I haven’t seen a good ELI5 so i’ll do my best here.

All machines run ‘machine code’ which is binary data which asks the processor *do something*

How those instructions are written out, and converted to machine code, is the job of the programming language.

Languages are geared to be optimal for writing clear instructions, as well as executing their work optimally. But depending on their requirements, they might not do everything great, so there is always a trade-off.

Want to write a game engine, where every microsecond matters? And you want to optimize where the bits go so that the machine prioritizes 60fps instead of realtime AI? Then you want a language that gives you this level of control:

– vector and 3D math

– a variety of frameworks to manage graphics

– a language which is universally supported by many gaming machines

– a system robust enough to handle a configuration that optimizes your machine code for intel processors, Arm processors, AMD processors, 64bit processors, with 32bit backwards compatibility, etc

Do you want something that just lets you injest a spreadsheet and do complex math equations, but doesn’t really care about the rest? You can do this in 10 lines of code in some languages, with a guarantee that it’ll ‘just work’ across all systems.

And to be fair, they all DO do the same thing. But it’s the question of:

– how do you feed it instructions (1 line of code or 100 lines to do the same thing)?
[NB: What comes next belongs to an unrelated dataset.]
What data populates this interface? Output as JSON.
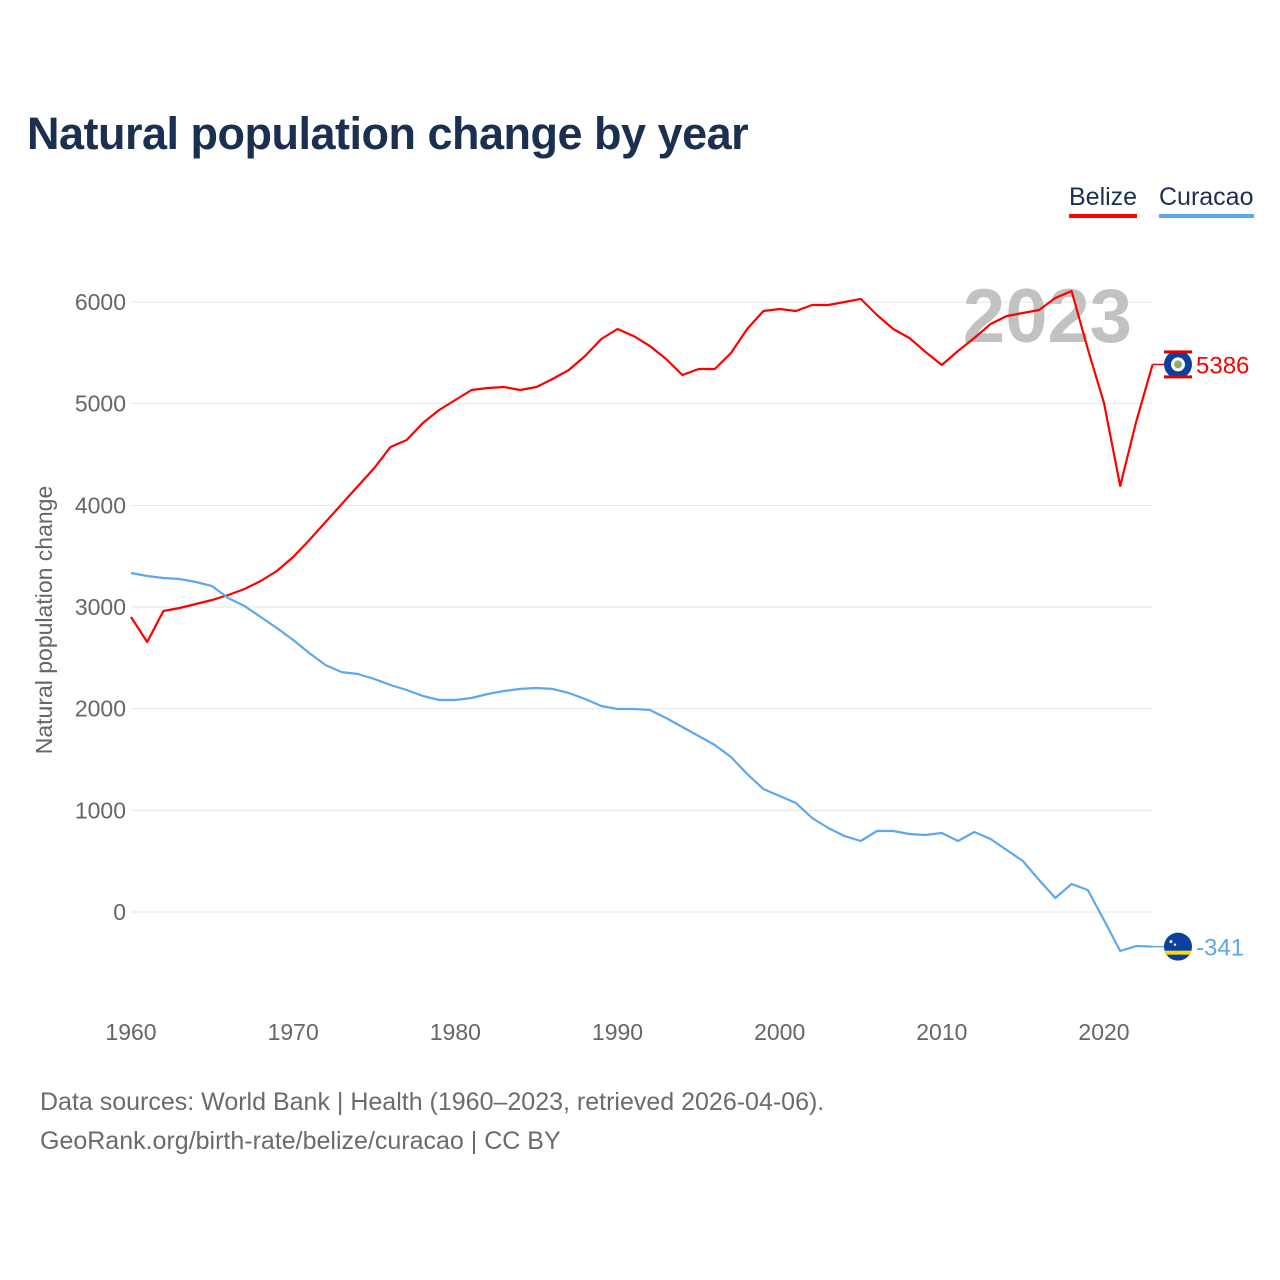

– how does the language compile the instructions into action? (which is the job of the compiler, but I’m bundling it with the language here for simplicity)

So it’s not necessarily WHAT they do, but HOW they do it that makes a language different and perferred over others depending on the job at hand.

“Right tool for the job” is another way to explain this. There are hammers, and mallets, and rubber hammers, and sledgehammers. They’ll all get that peg in the ground, but which is the best to accomplish the task as effectively as possible?